Stephen Hawking, cientista: ‘Pessoas quietas e pacíficas têm as mentes mais fortes e expressivas’

Graduado pela University College, em Oxford, Hawking especializou-se em relatividade geral e cosmologia no Trinity Hall, em Cambridge

Aos 21 anos, o cientista foi diagnosticado com Esclerose Lateral Amiotrófica (ELA), uma doença neurodegenerativa progressiva

Stephen Hawking, físico teórico e cosmólogo britânico, nasceu em 8 de janeiro de 1942, em Oxford, e faleceu em 14 de março de 2018, em Cambridge. Sua trajetória é marcada por contribuições fundamentais à física e pela capacidade de aproximar conceitos complexos do público geral, consolidando sua posição como uma das mentes mais brilhantes dos séculos XX e XXI.

Graduado pela University College, em Oxford, Hawking especializou-se em relatividade geral e cosmologia no Trinity Hall, em Cambridge. Foi nesta última instituição que consolidou sua carreira acadêmica, ocupando, entre 1979 e 2009, a prestigiosa cátedra de Professor Lucasiano de Matemática — cargo que outrora pertenceu a Isaac Newton.

A superação através da ciência

Aos 21 anos, o cientista foi diagnosticado com Esclerose Lateral Amiotrófica (ELA), uma doença neurodegenerativa progressiva. Embora a condição tenha comprometido sua mobilidade e fala — exigindo o uso de um sintetizador de voz para se comunicar —, Hawking desafiou os prognósticos médicos por mais de cinco décadas.

Sua resiliência física era acompanhada por uma atividade intelectual intensa. Hawking defendia que as limitações do corpo não impediam a vastidão do pensamento, uma filosofia sintetizada em sua famosa reflexão: “Pessoas quietas e silenciosas são as que possuem as mentes mais fortes e ruidosas”. Superando as expectativas da medicina, ele viveu 55 anos após o diagnóstico inicial, mantendo-se ativo na pesquisa e no ensino.
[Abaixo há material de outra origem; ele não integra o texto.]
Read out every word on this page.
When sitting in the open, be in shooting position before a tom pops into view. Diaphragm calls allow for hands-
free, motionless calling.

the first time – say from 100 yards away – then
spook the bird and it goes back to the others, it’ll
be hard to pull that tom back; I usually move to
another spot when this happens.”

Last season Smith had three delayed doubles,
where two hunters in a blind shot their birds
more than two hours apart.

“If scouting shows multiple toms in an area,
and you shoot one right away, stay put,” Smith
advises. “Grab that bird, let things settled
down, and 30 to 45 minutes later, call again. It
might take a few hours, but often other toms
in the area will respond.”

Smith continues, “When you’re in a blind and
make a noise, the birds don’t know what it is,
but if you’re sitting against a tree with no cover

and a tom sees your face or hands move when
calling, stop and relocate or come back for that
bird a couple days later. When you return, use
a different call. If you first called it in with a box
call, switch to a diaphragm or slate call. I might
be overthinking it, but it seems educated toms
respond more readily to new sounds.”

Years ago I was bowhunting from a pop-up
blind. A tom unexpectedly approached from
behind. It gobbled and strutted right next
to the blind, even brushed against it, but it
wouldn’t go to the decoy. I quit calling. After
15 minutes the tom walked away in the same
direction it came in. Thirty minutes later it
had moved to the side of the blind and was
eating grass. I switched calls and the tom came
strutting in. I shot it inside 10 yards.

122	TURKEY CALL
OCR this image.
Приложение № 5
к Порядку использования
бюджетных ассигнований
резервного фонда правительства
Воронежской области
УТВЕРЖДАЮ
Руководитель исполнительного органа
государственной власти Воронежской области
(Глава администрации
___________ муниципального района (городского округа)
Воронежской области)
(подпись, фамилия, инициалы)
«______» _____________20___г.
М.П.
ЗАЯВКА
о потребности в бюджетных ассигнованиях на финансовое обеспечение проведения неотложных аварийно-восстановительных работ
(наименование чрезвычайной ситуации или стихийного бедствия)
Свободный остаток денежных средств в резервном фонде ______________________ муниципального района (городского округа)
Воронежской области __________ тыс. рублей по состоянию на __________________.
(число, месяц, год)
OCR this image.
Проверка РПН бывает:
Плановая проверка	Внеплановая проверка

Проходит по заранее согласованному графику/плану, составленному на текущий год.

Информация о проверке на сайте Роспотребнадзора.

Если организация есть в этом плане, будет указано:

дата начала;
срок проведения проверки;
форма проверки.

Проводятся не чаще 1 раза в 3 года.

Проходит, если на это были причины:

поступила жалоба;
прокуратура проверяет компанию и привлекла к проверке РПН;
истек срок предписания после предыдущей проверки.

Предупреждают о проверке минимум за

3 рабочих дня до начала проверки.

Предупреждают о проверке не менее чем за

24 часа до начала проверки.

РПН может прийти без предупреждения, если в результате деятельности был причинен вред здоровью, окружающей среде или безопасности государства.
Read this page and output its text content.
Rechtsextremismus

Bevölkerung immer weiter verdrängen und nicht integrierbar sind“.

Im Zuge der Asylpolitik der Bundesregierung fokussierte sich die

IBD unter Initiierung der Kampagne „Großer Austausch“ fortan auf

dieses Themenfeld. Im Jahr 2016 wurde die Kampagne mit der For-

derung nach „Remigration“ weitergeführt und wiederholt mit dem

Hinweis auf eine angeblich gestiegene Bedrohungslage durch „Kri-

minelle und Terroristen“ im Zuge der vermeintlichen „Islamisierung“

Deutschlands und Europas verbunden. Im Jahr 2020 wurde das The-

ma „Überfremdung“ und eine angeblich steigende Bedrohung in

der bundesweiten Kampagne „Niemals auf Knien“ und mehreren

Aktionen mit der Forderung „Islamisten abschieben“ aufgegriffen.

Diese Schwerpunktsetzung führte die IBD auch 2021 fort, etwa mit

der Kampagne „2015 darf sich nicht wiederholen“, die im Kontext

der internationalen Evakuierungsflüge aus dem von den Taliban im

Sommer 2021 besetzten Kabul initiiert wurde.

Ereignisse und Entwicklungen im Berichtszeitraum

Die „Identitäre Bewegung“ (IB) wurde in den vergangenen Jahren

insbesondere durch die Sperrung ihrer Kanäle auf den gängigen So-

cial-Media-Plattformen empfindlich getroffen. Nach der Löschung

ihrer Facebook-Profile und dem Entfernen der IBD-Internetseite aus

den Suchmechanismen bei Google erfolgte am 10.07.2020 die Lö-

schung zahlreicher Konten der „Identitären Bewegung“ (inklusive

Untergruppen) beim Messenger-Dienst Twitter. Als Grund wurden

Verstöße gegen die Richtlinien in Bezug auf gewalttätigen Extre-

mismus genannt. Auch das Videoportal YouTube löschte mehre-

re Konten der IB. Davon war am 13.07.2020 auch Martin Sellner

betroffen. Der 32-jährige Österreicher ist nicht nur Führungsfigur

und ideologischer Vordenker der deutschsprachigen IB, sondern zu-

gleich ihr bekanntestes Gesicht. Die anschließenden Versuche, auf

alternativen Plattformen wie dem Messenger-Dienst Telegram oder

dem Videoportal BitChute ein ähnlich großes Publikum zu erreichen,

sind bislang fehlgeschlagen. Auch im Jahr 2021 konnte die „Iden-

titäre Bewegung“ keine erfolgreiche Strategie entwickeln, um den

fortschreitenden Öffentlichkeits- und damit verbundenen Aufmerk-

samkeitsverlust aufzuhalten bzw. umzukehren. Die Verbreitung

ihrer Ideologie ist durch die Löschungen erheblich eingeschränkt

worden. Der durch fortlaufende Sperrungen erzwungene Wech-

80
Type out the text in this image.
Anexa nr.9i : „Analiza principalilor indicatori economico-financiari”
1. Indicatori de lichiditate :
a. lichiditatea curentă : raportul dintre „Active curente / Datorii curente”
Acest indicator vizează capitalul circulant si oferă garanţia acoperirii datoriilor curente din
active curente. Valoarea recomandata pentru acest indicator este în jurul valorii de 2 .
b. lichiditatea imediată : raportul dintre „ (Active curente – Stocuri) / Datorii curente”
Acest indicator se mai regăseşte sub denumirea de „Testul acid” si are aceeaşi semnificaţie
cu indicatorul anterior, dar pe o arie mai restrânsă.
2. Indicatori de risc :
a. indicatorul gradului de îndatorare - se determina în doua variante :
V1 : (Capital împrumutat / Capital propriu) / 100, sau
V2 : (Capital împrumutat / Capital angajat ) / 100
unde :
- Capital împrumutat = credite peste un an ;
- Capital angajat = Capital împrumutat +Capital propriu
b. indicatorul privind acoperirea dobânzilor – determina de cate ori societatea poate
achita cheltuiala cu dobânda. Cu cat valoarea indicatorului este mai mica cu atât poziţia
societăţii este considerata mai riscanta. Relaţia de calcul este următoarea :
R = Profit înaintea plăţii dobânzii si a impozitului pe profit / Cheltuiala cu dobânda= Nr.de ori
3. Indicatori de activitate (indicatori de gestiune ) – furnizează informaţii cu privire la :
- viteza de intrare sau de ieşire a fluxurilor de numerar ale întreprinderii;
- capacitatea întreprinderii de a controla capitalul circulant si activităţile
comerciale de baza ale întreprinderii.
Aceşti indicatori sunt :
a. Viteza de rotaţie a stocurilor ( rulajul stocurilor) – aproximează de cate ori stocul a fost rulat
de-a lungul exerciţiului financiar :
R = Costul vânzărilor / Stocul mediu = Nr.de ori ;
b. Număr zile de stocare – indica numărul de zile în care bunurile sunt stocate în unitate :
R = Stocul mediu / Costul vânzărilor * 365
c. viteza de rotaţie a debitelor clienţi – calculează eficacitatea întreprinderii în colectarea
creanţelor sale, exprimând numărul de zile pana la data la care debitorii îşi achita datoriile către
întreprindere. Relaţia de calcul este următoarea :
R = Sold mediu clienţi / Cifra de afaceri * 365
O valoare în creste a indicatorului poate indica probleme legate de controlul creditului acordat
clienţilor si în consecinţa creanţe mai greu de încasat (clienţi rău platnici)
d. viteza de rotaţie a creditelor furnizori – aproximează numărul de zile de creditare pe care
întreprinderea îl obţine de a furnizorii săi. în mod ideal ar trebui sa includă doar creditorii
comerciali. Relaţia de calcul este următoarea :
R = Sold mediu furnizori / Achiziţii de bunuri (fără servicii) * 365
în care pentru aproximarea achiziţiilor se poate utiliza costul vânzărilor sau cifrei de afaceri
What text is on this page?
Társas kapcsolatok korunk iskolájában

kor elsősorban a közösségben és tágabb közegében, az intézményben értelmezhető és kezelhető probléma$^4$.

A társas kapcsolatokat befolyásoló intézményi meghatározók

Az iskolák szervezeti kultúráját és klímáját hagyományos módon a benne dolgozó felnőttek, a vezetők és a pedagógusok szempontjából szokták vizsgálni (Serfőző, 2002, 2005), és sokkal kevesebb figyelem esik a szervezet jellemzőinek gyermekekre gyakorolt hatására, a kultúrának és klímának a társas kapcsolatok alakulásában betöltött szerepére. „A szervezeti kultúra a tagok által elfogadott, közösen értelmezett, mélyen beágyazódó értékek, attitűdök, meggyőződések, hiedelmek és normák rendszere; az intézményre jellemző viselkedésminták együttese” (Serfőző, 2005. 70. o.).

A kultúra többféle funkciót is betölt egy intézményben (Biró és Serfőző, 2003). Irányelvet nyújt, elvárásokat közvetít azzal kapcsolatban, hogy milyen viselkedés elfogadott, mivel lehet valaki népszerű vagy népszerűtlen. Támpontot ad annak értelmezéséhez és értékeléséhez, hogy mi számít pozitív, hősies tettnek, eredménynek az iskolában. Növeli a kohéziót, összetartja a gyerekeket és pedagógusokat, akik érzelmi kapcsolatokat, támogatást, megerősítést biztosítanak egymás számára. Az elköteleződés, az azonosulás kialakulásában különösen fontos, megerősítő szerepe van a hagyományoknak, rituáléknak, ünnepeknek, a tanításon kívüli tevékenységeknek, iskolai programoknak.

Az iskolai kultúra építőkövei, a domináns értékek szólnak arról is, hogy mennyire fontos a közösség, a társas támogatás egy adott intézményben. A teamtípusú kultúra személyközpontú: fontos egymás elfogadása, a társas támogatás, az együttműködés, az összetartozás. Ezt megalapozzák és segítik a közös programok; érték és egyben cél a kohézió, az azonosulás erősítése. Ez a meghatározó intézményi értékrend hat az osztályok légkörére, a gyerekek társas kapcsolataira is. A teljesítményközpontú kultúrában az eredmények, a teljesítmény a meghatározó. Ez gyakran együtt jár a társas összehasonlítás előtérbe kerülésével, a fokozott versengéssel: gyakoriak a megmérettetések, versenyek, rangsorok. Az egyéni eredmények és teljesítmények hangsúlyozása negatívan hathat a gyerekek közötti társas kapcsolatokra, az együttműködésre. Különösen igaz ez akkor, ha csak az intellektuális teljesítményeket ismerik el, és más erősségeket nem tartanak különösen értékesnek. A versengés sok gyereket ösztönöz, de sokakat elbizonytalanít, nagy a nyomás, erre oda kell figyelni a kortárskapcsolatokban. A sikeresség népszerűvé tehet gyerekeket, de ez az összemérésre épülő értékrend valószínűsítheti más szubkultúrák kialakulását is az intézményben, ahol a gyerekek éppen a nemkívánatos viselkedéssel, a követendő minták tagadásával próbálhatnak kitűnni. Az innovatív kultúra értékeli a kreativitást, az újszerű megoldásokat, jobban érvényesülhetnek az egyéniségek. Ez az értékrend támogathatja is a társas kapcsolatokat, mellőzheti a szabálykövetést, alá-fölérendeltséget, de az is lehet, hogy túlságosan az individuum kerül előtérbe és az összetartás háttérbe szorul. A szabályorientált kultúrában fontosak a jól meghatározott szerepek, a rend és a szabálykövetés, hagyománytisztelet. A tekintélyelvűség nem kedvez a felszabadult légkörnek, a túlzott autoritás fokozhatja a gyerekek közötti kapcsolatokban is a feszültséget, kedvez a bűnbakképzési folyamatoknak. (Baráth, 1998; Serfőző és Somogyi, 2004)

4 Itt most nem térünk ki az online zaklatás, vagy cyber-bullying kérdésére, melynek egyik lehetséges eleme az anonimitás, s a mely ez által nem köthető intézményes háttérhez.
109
Marcos científicos e os buracos negros

No campo acadêmico, o maior marco de sua carreira ocorreu em 1974, quando propôs a existência da Radiação Hawking. Ao combinar princípios da mecânica quântica com a relatividade geral, ele teorizou que os buracos negros não são totalmente “negros”, mas emitem radiação e podem, eventualmente, evaporar. A descoberta transformou a compreensão moderna sobre esses objetos cósmicos.

Além do rigor científico, Hawking foi um fenômeno editorial. Seu livro “Uma Breve História do Tempo: do Big Bang aos Buracos Negros” (1988) tornou-se um best-seller mundial, traduzido para dezenas de idiomas e responsável por popularizar a física teórica.

Reconhecimento e cultura popular

Ao longo de sua vida, Hawking acumulou honrarias de alto nível, como o título de membro da Royal Society, a Medalha Copley e a Medalha Presidencial da Liberdade dos Estados Unidos, a maior distinção civil do país.

Sua influência também rompeu as barreiras da academia para alcançar a cultura pop. O físico fez participações em séries como Os Simpsons e Star Trek: A Nova Geração, além de ter sua vida retratada no filme vencedor do Oscar “A Teoria de Tudo” (2014).